May, 10, 2018, Washington--導波路などの光コンポーネントのプリントに使用できるインクジェットプリンティング技術が開発された。このプリンティングアプローチは、エレクトロニクスやマイクロ流体も製造できるので、様々なデバイスの提案が可能になる。例えば、ヘルスモニタリングに使用する光学センサ、複数のラボ機能を小さな回路、つまりチップに集積し自動化するラブオンナチップ(lab-on-a-chip)などである。
 「インクジェットプリンティングは、光コンポーネント製造にとって非常に魅力的な方法である。機能の位置やサイズが簡単に変えられ、実質的に材料の無駄がないからである」とスイスのCSEM、Rolando Ferriniをリーダーとする研究チームのメンバー、FabianLütolfは話している。「とは言え、インクの表面張力のために、導波路作製に必要な特定の高さのラインをプリントすることが難しくなっている」と話している。
 インクジェットプリンティングは積層造形(AM)技術である。構造を作製するために基板に、コンピュータ生成のインクパタンを堆積する。研究チームは、従来のシングルステップではなく、二段階でインクを堆積することによって、特定の高さのラインのプリントが可能になり、他の方法で造るよりも遙かに滑らかな特性が得られることを見いだした。プリントされた構造は、2.5次元(2.5D)と考えられている。フラットではないが、従来の3Dプリンディングで造られる構造と比べると、その複雑性が限られているからである。
 Optics Expressに発表された研究成果では、同技術でアクリルポリマ製の2.5D光導波路やテーパーのプリントに使えることが示されている。そのプリンティングコンセプトは、メタリックインクなど他の材料でも使え、エレクトロニクス、生分解性アプリケーション向けにサッカロースミックスを作れる。
 Lütolfの説明によると、エレクトロニクスのプリンティングはすでに商用利用されているが、マイクロ流体のプリンティングは一段と難しく、導波路と同様の問題が起こりがちである。「われわれのアプローチにより単一のプリンターで多機能コンポーネントが製造できるようになっているので、チップ上に集積回路全体の積層造形ができるようになる。つまり、光コンポーネントを柔軟なハイブリッドエレクトロニクスに付加し、光源やディテクタなどの光電子コンポーネントをプリント光回路に集積できる」と同氏は話している。
 表面張力のために、基板に堆積したインクは膨らんだり割れたりする傾向がある。二段階でインクを堆積することにより、研究チームは液体の表面張力を利点に変えた。一続きの液滴を堆積した後、プリントされたインクは第二段階で、液滴間の自己整合で表面エネルギーを最初のプリントから最小化しようとする。これまでのインクジェットプリンティングアプローチと違い、研究チームは基板をプリパターニングする必要はなかった。つまり、利用可能なデザインスペースが増え、製造が簡単になる。
 新しい技術を実行するために、ピニングキャップという一連の液滴をまずプリントする。これらの球状キャップピン液体ブリッジが、二度目のプリントのインクで形成され、インクを動かなくし、プリントラインの膨らみ形成を防ぐ構成となる。2点間の直線の形成に加えて、その技術を使って3つ以上の接合点を接続し、コーナーや鋭角を形成することができる。
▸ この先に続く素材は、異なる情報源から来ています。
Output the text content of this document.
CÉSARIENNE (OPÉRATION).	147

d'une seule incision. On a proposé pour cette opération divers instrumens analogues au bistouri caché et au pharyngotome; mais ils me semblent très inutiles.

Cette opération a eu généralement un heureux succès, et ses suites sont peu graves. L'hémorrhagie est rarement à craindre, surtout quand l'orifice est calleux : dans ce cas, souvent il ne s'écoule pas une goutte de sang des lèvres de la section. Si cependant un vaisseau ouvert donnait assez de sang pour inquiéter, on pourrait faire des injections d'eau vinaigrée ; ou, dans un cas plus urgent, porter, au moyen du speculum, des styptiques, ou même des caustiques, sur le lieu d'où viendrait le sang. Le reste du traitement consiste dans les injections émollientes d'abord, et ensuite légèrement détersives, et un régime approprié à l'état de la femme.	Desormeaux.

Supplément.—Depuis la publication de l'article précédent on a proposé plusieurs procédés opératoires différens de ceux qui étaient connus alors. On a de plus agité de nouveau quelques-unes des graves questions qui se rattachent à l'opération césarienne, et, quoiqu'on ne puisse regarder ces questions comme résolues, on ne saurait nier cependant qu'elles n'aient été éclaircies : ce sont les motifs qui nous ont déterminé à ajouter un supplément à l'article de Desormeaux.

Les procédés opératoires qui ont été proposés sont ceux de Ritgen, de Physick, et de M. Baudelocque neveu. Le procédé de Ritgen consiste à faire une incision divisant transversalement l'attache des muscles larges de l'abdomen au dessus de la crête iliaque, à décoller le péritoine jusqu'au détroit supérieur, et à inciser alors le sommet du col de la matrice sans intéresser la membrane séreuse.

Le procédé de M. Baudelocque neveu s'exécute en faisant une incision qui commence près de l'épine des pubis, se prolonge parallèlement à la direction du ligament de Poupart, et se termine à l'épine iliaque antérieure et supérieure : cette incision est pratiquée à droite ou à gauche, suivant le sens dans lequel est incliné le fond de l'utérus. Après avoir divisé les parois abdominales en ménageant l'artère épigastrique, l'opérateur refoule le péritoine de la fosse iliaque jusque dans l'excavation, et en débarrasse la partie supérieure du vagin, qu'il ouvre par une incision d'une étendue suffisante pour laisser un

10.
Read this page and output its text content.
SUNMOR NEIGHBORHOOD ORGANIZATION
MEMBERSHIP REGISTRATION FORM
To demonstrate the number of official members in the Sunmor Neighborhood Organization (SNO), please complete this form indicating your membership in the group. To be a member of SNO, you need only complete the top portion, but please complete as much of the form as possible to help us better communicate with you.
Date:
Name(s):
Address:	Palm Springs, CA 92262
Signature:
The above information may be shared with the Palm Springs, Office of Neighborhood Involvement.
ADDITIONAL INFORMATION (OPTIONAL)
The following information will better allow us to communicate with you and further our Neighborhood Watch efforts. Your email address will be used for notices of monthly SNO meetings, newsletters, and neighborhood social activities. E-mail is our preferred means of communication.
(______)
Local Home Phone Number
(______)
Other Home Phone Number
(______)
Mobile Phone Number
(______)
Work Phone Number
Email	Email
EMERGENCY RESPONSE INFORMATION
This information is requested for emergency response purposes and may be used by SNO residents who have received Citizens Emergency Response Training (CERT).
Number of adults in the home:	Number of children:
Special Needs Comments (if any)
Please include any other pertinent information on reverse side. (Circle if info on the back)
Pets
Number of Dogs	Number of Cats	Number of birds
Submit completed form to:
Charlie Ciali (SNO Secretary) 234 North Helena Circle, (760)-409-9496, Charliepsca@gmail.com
 新技術は、チップ上に微小コンポーネントを作製するために一般に使用されている、従来のフォトリソグラフィに対して、いくつかの利点を提供する。「インクジェットプリンティングは、フォトリソグラフィのように物理的なマスクを必要せず、コンポーネントの接続が容易になる」とLütolfは言う。「また、アイデアを素早くテストしたり、パラメータを変えたいだけなら、インクジェットプリンティングのような積層造形法では、デジタルデザインの適用が必要になるだけである」。
 新しいプリンティング法を評価するために研究チームは、ポリマ導波路を作製した。導波路は、幅120µm、高さ31µm、外部レーザ光源からの光入力のためにテーパーになっている。チームは、導波路内の光損失を計測。損失は、0.19dB/㎝だった。これは、フォトリソグラフィを使って作製した最先端の導波路と比べてわずか一桁高いだけである。
 「アプリケーションとして想定しているのは、導波路は短距離の光伝送であり、ネットワーク全体ではない。現状の損失レベルは、そのようなアプリケーションに耐えられる」(Lütolf)。
 研究チームによると、可能な最小導波路は、一滴のインクで構成される。そのサイズは、インクジェットプリンターのノズルに制約される。研究で使用されたプリンターでは、最小導波路は40µm幅、高さは10µm程度となる。一般的な産業用インクジェットプリンターも同様の限界である。
「現在の材料とハードウエアの組合せでは、一般にシングルモード動作に必要とされる10µm以下の導波路作製はできない。しかし、われわれは近いところにきている。シングルモード導波路作製を阻む基本的な物理限界は存在しない」。
 研究チームは、現在、導波路による光損失量をさらに下げるために、プリンティング法とインクの最適化に取り組んでいる。また、インクジェットプロセスを大規模製造、最終的には商用実装に適用できるようにすることにも取り組んでいる。